Other Options for Caching
Although I have focused on memcached because it is fast, cheap, and open source, it does have its limitations (first and foremost the inability to dynamically scale effectively). An additional caching tier option is Couchbase, which allows for the dynamic scalability of the caching tier and the automatic redistribution of cached objects (Couchbase handles the role of the dealer in my analogy above, so the database is not impacted).
While my focus here has been on implementing a cache between the application and database tiers, you also have the option in some cases to enhance overall system performance by adding a caching level further up the architecture. If your application tends to serve up the same pages and/or objects to many users, then a caching tier in front of your application servers may prove beneficial.
In an implementation of this type, the user’s request hits the caching tier first, and if the requested page or object exists in the cache, it is served directly, with no access to the application tier required. There are several options for caching at this level, and the solutions are often referred to as “website accelerators.” A few that RightScale has experience with are aiCache and Varnish. The vast majority of customer applications that we encounter here at RightScale benefit from caching of some sort – either between the application and database tiers, in front of the application tier, or (in many instances) both.
Your caching options are diverse, and there are pros and cons to each, so do your homework and determine the best fit (or fits) for your individual use case.
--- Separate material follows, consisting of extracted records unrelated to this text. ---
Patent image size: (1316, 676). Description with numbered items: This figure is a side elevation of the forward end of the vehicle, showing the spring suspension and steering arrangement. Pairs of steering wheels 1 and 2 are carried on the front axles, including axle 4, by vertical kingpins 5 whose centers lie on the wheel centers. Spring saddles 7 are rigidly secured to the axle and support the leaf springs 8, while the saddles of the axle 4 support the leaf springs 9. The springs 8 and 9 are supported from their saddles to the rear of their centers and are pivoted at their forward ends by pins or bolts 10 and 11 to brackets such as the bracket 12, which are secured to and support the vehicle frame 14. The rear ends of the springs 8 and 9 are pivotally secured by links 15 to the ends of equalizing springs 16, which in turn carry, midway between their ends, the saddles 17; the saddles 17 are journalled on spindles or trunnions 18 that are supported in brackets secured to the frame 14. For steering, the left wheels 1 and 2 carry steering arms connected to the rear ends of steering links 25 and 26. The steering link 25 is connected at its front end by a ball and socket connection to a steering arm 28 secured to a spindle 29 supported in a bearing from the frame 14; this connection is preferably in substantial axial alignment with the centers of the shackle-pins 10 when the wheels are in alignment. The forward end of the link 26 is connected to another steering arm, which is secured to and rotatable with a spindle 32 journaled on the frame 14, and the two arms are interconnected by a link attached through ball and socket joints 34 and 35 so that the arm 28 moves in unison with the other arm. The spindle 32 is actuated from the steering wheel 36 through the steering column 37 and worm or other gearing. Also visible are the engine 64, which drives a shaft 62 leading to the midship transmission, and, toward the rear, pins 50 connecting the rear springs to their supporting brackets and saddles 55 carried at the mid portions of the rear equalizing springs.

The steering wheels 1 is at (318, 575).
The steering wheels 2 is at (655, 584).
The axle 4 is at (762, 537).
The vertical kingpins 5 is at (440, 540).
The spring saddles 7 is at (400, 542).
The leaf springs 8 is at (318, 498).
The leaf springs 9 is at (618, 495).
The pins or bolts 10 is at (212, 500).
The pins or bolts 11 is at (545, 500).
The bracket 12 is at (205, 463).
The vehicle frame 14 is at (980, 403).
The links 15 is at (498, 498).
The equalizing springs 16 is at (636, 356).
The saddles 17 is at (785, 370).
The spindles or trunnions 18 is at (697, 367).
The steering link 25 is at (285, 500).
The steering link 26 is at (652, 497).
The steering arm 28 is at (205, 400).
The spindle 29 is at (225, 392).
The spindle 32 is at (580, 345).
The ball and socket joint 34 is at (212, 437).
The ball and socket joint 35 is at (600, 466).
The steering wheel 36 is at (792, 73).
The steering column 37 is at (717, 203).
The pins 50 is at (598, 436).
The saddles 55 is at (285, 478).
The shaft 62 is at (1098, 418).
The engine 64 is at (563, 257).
Many of the concepts that I touch on here are covered more completely in my white paper on Building Scalable Applications In the Cloud.
In the last post of this series I will drop down to the final level of the architecture diagram and discuss some of the considerations that come into play at the database tier. While horizontally scaling this tier can be challenging (at least in the world of RDBMS), there are some tricks you can employ. And with the proliferation of NoSQL solutions, truly scalable solutions are starting to emerge and mature.